Di comune accordo, infatti, le tre sigle sindacali Cgil, Cisl e Uil, fanno notare che i dati, si positivi, vanno analizzati sempre guardando a cosa si nasconde dietro. «Una situazione di incertezza in cui è necessario – spiega Tarquini – conquistare certezze che ci permettono di vivere».
Ad esempio è vero che l'occupazione femminile negli ultimi anni è aumentata. Ma se si analizza il tasso di disoccupazione di genere al primo posto c'è sempre quella femminile. «Nel periodo della pandemia tante donne che lavoravano in nero come badanti, ad esempio, si sono dovute per forza mettere in regola per poter continuare a circolare.

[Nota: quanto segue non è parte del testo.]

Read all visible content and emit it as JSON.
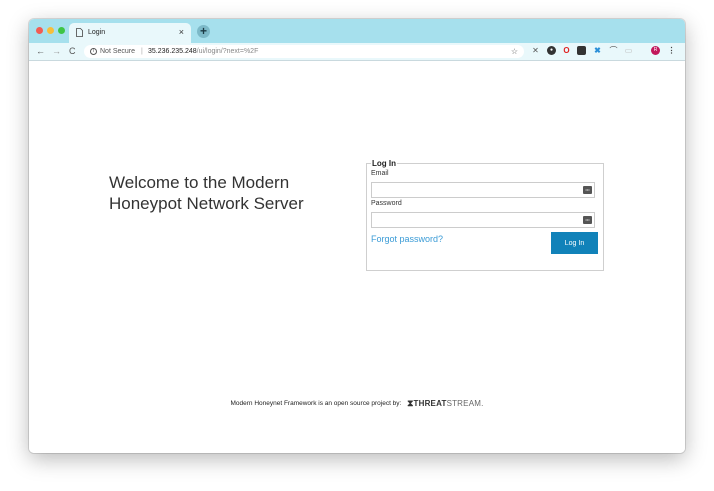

Ma non erano contratti a lungo termine. Quindi i dati ci aiutano a capire lo scenario, però se si analizza bene cosa realmente c'è dietro la situazione cambia». Siamo davanti quindi «all'ennesima conferma che non basta un segno occupazionale positivo per generare benessere diffuso nella collettività – ha concluso Tarquini – La crescita occupazione del nostro territorio infatti non può garantire stabilità e prospettive di lavoro di qualità.
È indecente che si lavori in somministrazione o a stagioni per tutta la vita. Non possiamo tollerare che questo modello diventi il riferimento per l'organizzazione del lavoro. Occorrono scelte strategiche che limitino l'abuso di forme contrattuali precarie».
Ma se il lavoro di oggi non da più sicurezze né tantomeno certezze per il domani, a cosa serve?